Conceptual redundancy often manifests between the data models driving run-time information systems and the conceptualisations governing design-time tools (e.g., modelling tools). The bridging of these two facets traditionally takes the form of model-driven code generation or of process-aware information systems [26] taking semantic input from some process representation. The proposal of this paper reverses the typical “flow of semantics” by enabling the retrieval of machine-readable semantics from a run-time system (i.e., a running Web page) to a modelling environment tailored through AMME to accommodate the imported knowledge graphs. The reverse flow of RDF graphs, from modelling tools to Linked Data-driven applications was previously discussed in other works [27]. Complementing those works, this paper completes a two-way interoperability channel for modelling environments, a feature traditionally limited to XML-based interoperability.

The proposal may also be positioned as a knowledge conversion step, as it bridges machine-oriented and human-oriented knowledge representations, thus complementing efforts such as knowledge extraction from HTML [28] and potentially supporting knowledge transfer systems [29]. The paper also invites discussion on the semantics of instantiation, previously analysed by [30] - the resources mentioned in HTML documents are dually instantiated in relation to their diagrammatic manifestation and a metamodel. The interplay of Semantic Web and Enterprise Modelling has traditionally focused on the consistency of modelling languages, i.e., their ontological commitment [31], or on the ability to infer relations on certain enterprise model types [32]. Our work pursues a descriptive purpose rather than a prescriptive one, by advocating a more flexible and agile notion of “modelling languages”, with models taking input from machine-readable descriptions that are currently spreading across the Web to fulfil the global knowledge graph ambition of the Semantic Web.

5 Conclusions

The paper advocates a streamlining of semantics between the Semantic Web and Enterprise Modelling paradigms. The proposal is supported by a description of technological and methodological enablers - RDF for interoperability and AMME for tailoring a modelling language to targeted semantic requirements. The streamlining proposal presented in the paper is being investigated in the EnterKnow [20] project on more realistic use cases than the showcase modelling language presented here.

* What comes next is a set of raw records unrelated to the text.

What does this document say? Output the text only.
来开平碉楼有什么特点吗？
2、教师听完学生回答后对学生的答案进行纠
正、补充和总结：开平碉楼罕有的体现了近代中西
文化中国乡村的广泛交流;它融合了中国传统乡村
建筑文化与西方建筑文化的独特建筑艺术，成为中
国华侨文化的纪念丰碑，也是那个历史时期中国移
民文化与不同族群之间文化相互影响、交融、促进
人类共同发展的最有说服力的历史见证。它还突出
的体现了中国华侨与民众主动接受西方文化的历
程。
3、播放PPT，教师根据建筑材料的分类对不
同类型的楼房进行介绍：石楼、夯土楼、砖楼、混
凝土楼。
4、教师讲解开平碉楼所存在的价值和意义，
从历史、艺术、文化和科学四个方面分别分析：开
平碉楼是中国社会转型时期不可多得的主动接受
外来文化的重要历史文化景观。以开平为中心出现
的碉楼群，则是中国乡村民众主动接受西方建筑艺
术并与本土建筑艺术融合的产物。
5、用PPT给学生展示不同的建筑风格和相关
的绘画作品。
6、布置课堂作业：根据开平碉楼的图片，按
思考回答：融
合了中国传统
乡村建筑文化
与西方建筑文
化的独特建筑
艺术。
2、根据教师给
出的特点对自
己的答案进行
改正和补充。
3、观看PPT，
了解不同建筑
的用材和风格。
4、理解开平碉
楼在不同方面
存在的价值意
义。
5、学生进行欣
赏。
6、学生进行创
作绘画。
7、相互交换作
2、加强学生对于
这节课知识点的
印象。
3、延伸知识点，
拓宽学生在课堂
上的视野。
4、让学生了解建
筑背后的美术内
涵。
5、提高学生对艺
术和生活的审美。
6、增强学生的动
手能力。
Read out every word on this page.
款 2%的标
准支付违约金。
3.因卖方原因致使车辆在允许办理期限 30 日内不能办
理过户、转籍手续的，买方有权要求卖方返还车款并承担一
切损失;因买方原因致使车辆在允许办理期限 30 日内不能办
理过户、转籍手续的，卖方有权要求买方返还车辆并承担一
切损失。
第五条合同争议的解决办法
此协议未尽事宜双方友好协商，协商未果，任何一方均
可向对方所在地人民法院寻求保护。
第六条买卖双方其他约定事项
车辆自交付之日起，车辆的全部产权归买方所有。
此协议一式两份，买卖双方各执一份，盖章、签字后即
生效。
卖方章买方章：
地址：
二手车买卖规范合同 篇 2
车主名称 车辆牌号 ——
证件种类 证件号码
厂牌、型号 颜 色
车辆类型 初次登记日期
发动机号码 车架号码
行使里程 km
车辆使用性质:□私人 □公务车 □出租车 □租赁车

Schema.org is frequently enriched and it may take valuable input from the use cases served by the work at hand (e.g., currently the Action concepts in Schema.org are lacking properties required to express action flows). Enterprise Modelling use cases may inspire the addition of concepts for describing enterprise assets.

In terms of limitations, the current implementation is not fully optimised, as it requires manual manipulation to prepare the import – i.e., to add position coordinates for the graphical layout of models (such information cannot be expected to be available in the general case for Structured Data Markup); since named graphs are not supported by the current specification of RDFa, conventions are necessary (e.g., one graph per HTML page). Finally, technical evaluations are still necessary to assess the usability and speed of model generation compared to manual creation of comparable models.